First time this year its been in sync with the average. I would say we would be in real trouble if it is still yellow in July.

In today's edition of smokes and mirrors:
Two interest rate cuts, negative gearing and capital gains tax discounts to continue for the foreseeable future, APRA relaxing debt serviceability buffers, tens of billions of gov funding being poured into infrastructure projects to keep the economy afloat and workers employed - that's the degree of stimuli it took for authorities to stop property price free-fall in Australia, for now.

Yet, Josh Frydenberg claims "that the Australian economy is growing and the fundamentals are strong".

'This suggests that FHBs are holding back despite improving affordability.'

Why - because the improvements are marginal, and are improvements to a shocking level of unaffordability

Just so we don’t all think that we are the only Country where transaction volumes of house sales have fallen off a cliff.
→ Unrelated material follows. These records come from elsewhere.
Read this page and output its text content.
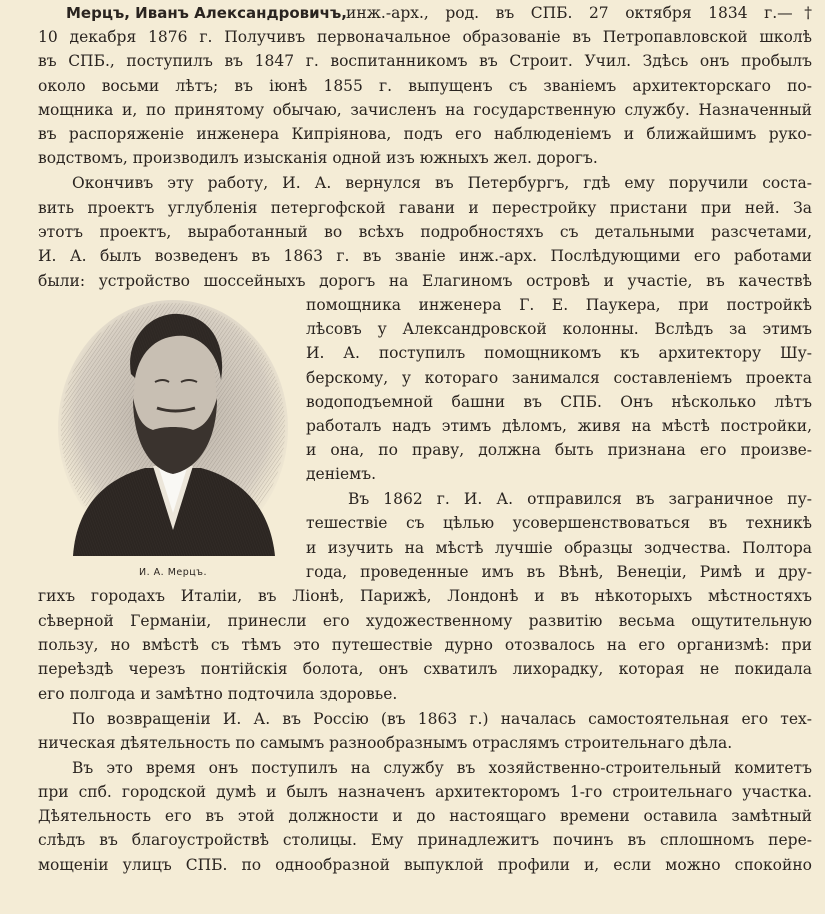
Мерцъ, Иванъ Александровичъ, инж.-арх., род. въ СПБ. 27 октября 1834 г.—†
10 декабря 1876 г. Получивъ первоначальное образованіе въ Петропавловской школѣ
въ СПБ., поступилъ въ 1847 г. воспитанникомъ въ Строит. Учил. Здѣсь онъ пробылъ
около восьми лѣтъ; въ іюнѣ 1855 г. выпущенъ съ званіемъ архитекторскаго по-
мощника и, по принятому обычаю, зачисленъ на государственную службу. Назначенный
въ распоряженіе инженера Кипріянова, подъ его наблюденіемъ и ближайшимъ руко-
водствомъ, производилъ изысканія одной изъ южныхъ жел. дорогъ.
Окончивъ эту работу, И. А. вернулся въ Петербургъ, гдѣ ему поручили соста-
вить проектъ углубленія петергофской гавани и перестройку пристани при ней. За
этотъ проектъ, выработанный во всѣхъ подробностяхъ съ детальными разсчетами,
И. А. былъ возведенъ въ 1863 г. въ званіе инж.-арх. Послѣдующими его работами
были: устройство шоссейныхъ дорогъ на Елагиномъ островѣ и участіе, въ качествѣ
помощника инженера Г. Е. Паукера, при постройкѣ
лѣсовъ у Александровской колонны. Вслѣдъ за этимъ
И. А. поступилъ помощникомъ къ архитектору Шу-
берскому, у котораго занимался составленіемъ проекта
водоподъемной башни въ СПБ. Онъ нѣсколько лѣтъ
работалъ надъ этимъ дѣломъ, живя на мѣстѣ постройки,
и она, по праву, должна быть признана его произве-
деніемъ.
Въ 1862 г. И. А. отправился въ заграничное пу-
тешествіе съ цѣлью усовершенствоваться въ техникѣ
и изучить на мѣстѣ лучшіе образцы зодчества. Полтора
года, проведенные имъ въ Вѣнѣ, Венеціи, Римѣ и дру-
гихъ городахъ Италіи, въ Ліонѣ, Парижѣ, Лондонѣ и въ нѣкоторыхъ мѣстностяхъ
сѣверной Германіи, принесли его художественному развитію весьма ощутительную
пользу, но вмѣстѣ съ тѣмъ это путешествіе дурно отозвалось на его организмѣ: при
переѣздѣ черезъ понтійскія болота, онъ схватилъ лихорадку, которая не покидала
его полгода и замѣтно подточила здоровье.
По возвращеніи И. А. въ Россію (въ 1863 г.) началась самостоятельная его тех-
ническая дѣятельность по самымъ разнообразнымъ отраслямъ строительнаго дѣла.
Въ это время онъ поступилъ на службу въ хозяйственно-строительный комитетъ
при спб. городской думѣ и былъ назначенъ архитекторомъ 1-го строительнаго участка.
Дѣятельность его въ этой должности и до настоящаго времени оставила замѣтный
слѣдъ въ благоустройствѣ столицы. Ему принадлежитъ починъ въ сплошномъ пере-
мощеніи улицъ СПБ. по однообразной выпуклой профили и, если можно спокойно
И. А. Мерцъ.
It could be worse, we could be in Wales or Northern Ireland.

‘HMRC data shows there were 84,490 residential transactions on a seasonally-adjusted basis last month, down 9.6% on a monthly basis.
The figure was lower on a non-adjusted basis, at 83,750, down 13.6% compared with May.
All UK regions experienced a drop for the third consecutive month.
The largest annual decline was in Wales, with sales falling 43.9% annually to 2,840.
Northern Ireland registered a 30.7% drop to 1,870 sales.
Transactions in England and Scotland were both down 24% annually to 70,920 and 8,120 respectively.’

While notoriously hard to spot before they burst, potential bubbles may now be forming in the global bond market, where $13 trillion of debt is offering negative yields, the $1.3 trillion U.S. leveraged loan market and property in hot spots such as New Zealand and Canada. Link

But we are speshul

“In Australia, respected Westpac economist Bill Evans is now saying the RBA will keep cutting its 1.0% official benchmark rate until it reaches just 0.5%. And what is the point? No-one seems to really know.”

Not that hard to know in the US apparently – according to President Donald Trump’s prospective nominee to the Federal Reserve, Judy Shelton calls for a 50-basis point cut:

https://www.cnbc.com/2019/07/22/prospective-trump-fed-nominee-judy-shelt...

“Shelton added that keeping the stock market strong is important to Americans”

And there you have it – “what’s the point?” you ask – bubble pumping and associated wealth maintenance to the fore, simple as that.

And yes of course - there will ultimately be a price to pay for this nonsense.

It's a race to the bottom, NZ and the world are in the poop, and essentially it's mostly down to GREED

‘Stupidity’ has played a rather large part too!